Proposition SD-A4.1 à SD-A4.3 : Créer les conditions d’un retour fort à l’usage du train au-delà des voies à grande vitesse
L’ambition est de faire en sorte que le train, peu émetteur de GES, ne soit pas plus coûteux que d’autres moyens de transport plus émetteurs, et qu’il soit plus utilisé. Au-delà des zones urbaines et des grandes lignes, il est difficile d’accéder au train. Il est nécessaire de développer une offre de train sur l’ensemble du territoire et rendre plus attractive l’offre existante, notamment pour les salariés.
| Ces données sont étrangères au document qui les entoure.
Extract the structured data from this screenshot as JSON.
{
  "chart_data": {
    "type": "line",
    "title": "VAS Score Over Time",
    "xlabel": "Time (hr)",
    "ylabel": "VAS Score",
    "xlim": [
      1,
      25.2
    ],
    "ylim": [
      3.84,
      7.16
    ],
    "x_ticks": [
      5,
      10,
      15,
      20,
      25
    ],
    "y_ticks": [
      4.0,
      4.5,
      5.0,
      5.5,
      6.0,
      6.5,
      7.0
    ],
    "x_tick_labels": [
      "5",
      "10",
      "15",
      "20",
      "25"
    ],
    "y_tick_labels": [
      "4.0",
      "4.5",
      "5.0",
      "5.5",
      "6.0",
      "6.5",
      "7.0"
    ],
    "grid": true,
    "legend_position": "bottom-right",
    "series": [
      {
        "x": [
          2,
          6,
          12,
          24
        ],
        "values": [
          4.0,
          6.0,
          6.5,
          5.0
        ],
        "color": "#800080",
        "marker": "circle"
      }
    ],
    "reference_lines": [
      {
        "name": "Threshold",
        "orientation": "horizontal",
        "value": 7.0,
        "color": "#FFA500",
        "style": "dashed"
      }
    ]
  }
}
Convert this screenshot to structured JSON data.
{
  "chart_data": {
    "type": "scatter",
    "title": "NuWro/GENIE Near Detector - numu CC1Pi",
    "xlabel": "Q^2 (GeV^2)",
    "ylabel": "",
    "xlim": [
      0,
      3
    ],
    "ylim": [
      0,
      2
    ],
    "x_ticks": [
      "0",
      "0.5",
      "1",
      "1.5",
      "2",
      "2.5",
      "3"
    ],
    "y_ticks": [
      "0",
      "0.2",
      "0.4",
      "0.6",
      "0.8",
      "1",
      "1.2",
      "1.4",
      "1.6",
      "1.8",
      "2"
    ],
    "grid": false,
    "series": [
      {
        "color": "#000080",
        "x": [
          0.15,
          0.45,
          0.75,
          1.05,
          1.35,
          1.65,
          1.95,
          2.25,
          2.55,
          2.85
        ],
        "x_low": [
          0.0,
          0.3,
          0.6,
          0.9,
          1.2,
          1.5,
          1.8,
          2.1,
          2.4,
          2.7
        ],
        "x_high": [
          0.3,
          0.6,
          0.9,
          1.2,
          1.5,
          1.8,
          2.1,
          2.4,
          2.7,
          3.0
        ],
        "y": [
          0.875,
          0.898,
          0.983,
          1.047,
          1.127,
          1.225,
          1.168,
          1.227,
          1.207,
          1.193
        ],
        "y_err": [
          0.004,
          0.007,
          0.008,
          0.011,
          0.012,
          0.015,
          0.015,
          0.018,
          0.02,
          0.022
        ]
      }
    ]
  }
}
Propositions d’actions des IRP :
- Porter la voix des salariés
- Les IRP devront organiser par tout moyen la consultation des salariés sur leurs moyens de transports utilisés lors leurs trajets domicile/travail ou lors de déplacements professionnels
- Inscrire le point à l’ordre du jour d’une réunion CSE et engager la discussion sur les propositions et les besoins des salariés.
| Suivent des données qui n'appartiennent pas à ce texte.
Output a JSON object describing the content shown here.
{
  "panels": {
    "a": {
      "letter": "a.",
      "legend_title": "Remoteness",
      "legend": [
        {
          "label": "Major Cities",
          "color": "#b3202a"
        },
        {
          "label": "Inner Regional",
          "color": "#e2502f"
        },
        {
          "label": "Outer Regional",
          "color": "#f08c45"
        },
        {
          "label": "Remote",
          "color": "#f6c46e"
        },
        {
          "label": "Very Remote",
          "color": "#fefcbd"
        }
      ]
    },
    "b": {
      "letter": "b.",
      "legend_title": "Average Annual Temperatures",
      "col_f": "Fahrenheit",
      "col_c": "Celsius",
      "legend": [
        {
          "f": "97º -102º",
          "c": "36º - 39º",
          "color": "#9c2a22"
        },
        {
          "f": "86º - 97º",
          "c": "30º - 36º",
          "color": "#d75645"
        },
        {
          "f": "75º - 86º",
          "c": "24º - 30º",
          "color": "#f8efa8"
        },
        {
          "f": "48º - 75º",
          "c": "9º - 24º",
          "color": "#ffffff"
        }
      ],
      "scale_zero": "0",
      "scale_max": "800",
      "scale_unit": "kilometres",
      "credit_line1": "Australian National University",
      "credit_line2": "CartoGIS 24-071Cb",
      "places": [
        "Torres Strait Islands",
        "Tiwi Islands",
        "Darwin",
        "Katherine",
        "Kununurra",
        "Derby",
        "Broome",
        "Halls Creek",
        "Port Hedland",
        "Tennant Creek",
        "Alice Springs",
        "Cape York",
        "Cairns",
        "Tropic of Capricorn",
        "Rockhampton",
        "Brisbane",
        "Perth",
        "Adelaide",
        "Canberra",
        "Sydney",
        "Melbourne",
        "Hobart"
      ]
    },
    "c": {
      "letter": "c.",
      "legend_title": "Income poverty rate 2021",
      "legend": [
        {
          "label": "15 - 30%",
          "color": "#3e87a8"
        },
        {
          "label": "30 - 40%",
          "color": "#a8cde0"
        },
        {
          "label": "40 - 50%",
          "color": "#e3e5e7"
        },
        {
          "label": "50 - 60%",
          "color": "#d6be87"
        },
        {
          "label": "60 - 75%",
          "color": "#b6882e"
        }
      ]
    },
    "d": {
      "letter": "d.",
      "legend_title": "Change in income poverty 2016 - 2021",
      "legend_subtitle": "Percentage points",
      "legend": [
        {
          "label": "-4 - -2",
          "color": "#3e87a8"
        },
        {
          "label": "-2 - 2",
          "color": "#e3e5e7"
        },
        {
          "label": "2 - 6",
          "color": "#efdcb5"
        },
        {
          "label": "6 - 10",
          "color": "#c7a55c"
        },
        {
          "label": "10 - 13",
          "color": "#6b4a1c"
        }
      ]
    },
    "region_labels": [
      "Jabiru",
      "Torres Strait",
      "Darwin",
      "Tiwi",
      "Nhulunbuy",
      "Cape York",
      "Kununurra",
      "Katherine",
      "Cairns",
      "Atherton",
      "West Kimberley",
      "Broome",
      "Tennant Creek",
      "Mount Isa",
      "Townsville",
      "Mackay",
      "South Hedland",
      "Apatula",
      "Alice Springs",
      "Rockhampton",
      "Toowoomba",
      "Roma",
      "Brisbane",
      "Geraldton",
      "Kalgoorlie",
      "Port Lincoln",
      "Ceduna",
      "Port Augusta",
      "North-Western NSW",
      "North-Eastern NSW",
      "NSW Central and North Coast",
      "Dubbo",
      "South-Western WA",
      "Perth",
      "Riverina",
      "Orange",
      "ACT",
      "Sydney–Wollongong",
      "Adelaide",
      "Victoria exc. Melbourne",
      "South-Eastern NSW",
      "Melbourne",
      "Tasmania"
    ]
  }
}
Propositions SD-B1.2 : Imposer un suivi régulier de la formation des chauffeurs à l’écoconduite.
L’objectif de la proposition est d’imposer aux transporteurs un suivi régulier, par exemple une fois tous les deux ans au lieu de 5 aujourd’hui, de la formation des chauffeurs poids lourds à l’écoconduite, qui peut permettre au total d’atteindre jusqu’à 15% d’économie de carburant.
Propositions d’actions des IRP :
- Anticipation au niveau de la Branche Transports routiers et activités auxiliaires du transport (CPNEFP)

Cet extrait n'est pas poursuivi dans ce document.